Elon Musk traveled to China with President Trump on May 13 while under a judicial recall order in the Oakland OpenAI trial, raising questions about witness availability enforcement.
Elon Musk flew to China alongside President Donald Trump on May 13 while subject to a judicial recall order in the ongoing OpenAI trial in Oakland, California [1]. Judge Yvonne Gonzalez Rogers had placed Musk in "recall status" as a witness, meaning he remained subject to being called back to the stand at any point during the proceedings [1]. He was ultimately not recalled, but his absence from the jurisdiction on the final day of testimony drew attention inside and outside the courtroom [1].
The case, filed in the U.S. District Court for the Northern District of California, centers on Musk's claims against OpenAI and its leadership, including co-founder Sam Altman [1]. Musk completed his initial testimony on April 30, at which point OpenAI's attorneys requested that he remain available for recall [1]. The recall order left him technically bound to the court's jurisdiction through the close of testimony, though no enforcement mechanism was triggered before the trial concluded [1]. Musk's lead counsel, Marc Toberoff, represented him throughout the proceedings [1].

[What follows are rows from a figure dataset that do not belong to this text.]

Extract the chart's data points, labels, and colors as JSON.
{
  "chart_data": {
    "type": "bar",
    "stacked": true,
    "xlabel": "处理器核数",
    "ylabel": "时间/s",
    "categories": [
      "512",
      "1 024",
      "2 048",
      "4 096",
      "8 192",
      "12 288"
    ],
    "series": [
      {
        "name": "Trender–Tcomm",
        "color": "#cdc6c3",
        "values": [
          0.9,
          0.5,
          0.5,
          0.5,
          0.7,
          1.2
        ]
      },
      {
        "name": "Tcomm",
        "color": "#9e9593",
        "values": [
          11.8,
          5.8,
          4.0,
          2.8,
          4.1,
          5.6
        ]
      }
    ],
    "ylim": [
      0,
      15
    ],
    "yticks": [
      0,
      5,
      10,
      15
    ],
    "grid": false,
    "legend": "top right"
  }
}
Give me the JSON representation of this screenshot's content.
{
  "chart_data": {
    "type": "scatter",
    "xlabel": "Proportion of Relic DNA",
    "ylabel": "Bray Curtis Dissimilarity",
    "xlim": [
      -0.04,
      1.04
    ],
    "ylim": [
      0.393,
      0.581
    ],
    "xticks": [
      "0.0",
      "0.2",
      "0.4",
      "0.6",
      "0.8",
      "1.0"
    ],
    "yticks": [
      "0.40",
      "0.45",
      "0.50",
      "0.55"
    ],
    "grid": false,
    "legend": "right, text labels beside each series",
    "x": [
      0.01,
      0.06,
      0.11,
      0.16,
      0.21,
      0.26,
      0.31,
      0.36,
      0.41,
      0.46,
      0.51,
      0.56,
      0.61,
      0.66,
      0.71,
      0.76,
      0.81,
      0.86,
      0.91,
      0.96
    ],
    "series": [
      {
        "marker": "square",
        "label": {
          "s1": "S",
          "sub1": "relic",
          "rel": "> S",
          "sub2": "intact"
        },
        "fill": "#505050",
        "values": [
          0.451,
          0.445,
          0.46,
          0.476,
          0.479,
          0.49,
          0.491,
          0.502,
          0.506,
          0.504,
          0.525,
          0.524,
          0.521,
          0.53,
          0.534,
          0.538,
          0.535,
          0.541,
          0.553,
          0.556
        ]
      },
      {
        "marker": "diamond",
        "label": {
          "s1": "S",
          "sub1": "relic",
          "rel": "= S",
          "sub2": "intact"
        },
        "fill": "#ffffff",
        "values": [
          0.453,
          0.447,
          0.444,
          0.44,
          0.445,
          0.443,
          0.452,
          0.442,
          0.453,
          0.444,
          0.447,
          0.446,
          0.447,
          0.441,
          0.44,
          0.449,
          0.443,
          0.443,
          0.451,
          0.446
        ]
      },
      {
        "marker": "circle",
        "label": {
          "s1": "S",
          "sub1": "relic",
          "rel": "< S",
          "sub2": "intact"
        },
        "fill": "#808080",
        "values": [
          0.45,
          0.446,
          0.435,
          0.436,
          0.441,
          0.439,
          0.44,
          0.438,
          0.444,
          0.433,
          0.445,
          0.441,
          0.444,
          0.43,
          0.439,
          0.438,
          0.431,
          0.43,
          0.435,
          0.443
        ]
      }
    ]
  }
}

The episode surfaces a procedural tension that trial lawyers have long debated: the practical limits of recall orders against witnesses who possess private aviation and the ability to leave U.S. jurisdiction on short notice. A recall order obligates a witness to remain available, but enforcing that obligation against a private individual, particularly one traveling with a sitting president, presents logistical and legal complications that courts rarely confront directly. Courts generally rely on counsel to ensure witness availability rather than imposing geographic restrictions by order, leaving the mechanism underequipped for a scenario like this one.

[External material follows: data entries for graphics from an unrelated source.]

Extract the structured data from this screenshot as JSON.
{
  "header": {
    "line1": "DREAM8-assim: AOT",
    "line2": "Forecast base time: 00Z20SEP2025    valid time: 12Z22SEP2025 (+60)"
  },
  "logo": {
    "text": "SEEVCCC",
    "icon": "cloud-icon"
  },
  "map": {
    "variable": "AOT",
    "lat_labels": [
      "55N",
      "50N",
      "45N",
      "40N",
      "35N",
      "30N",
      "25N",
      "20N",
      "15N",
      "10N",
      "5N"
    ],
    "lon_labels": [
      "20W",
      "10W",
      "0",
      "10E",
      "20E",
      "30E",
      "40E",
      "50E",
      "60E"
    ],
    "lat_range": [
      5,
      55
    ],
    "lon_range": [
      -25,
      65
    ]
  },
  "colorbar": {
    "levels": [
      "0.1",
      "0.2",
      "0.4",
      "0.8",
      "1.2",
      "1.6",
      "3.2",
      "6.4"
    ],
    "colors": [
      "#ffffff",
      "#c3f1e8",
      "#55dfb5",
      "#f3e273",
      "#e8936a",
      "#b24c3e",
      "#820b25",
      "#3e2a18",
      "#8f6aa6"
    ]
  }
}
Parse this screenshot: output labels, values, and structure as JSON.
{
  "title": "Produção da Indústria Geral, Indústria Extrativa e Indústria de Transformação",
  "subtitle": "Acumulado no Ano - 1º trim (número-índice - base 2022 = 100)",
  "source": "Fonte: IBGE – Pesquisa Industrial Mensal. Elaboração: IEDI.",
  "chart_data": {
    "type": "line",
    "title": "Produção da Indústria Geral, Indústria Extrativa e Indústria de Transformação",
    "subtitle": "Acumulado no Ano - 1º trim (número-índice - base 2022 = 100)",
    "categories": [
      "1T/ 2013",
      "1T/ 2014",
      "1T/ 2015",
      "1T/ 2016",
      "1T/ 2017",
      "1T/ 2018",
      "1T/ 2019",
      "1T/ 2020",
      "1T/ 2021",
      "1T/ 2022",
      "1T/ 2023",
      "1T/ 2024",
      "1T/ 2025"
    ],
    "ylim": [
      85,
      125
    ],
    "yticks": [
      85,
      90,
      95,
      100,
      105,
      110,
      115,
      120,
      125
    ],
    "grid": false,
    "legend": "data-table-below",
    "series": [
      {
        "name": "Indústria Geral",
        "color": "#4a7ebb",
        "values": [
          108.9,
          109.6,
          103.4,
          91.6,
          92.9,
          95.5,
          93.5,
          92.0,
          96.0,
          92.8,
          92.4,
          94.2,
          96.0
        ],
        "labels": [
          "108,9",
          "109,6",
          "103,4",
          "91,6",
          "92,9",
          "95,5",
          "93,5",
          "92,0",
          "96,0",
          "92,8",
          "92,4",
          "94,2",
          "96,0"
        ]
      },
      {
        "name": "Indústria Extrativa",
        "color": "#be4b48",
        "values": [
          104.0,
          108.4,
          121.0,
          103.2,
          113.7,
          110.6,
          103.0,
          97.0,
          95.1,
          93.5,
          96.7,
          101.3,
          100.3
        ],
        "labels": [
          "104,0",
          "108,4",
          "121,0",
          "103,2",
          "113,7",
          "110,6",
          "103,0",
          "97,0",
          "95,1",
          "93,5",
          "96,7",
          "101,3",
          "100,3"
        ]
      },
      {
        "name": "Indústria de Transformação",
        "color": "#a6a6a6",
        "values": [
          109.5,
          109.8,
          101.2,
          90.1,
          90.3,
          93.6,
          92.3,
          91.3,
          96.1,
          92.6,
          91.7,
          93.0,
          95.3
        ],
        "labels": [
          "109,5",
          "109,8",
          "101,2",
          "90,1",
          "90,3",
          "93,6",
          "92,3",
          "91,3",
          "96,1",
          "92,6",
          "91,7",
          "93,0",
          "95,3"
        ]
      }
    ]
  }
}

The incident did not result in sanctions or any formal court action, and the trial proceeded to its conclusion without Musk being summoned back [1]. Still, the situation prompted discussion among practitioners about whether courts should adopt more explicit geographic-availability conditions when placing high-profile witnesses on recall status, particularly in complex commercial litigation with overlapping public-sector obligations on the part of key witnesses.
The trial has concluded its testimony phase. Next steps will include post-trial briefing and, ultimately, a ruling from Judge Gonzalez Rogers on the merits of Musk's claims against OpenAI [1].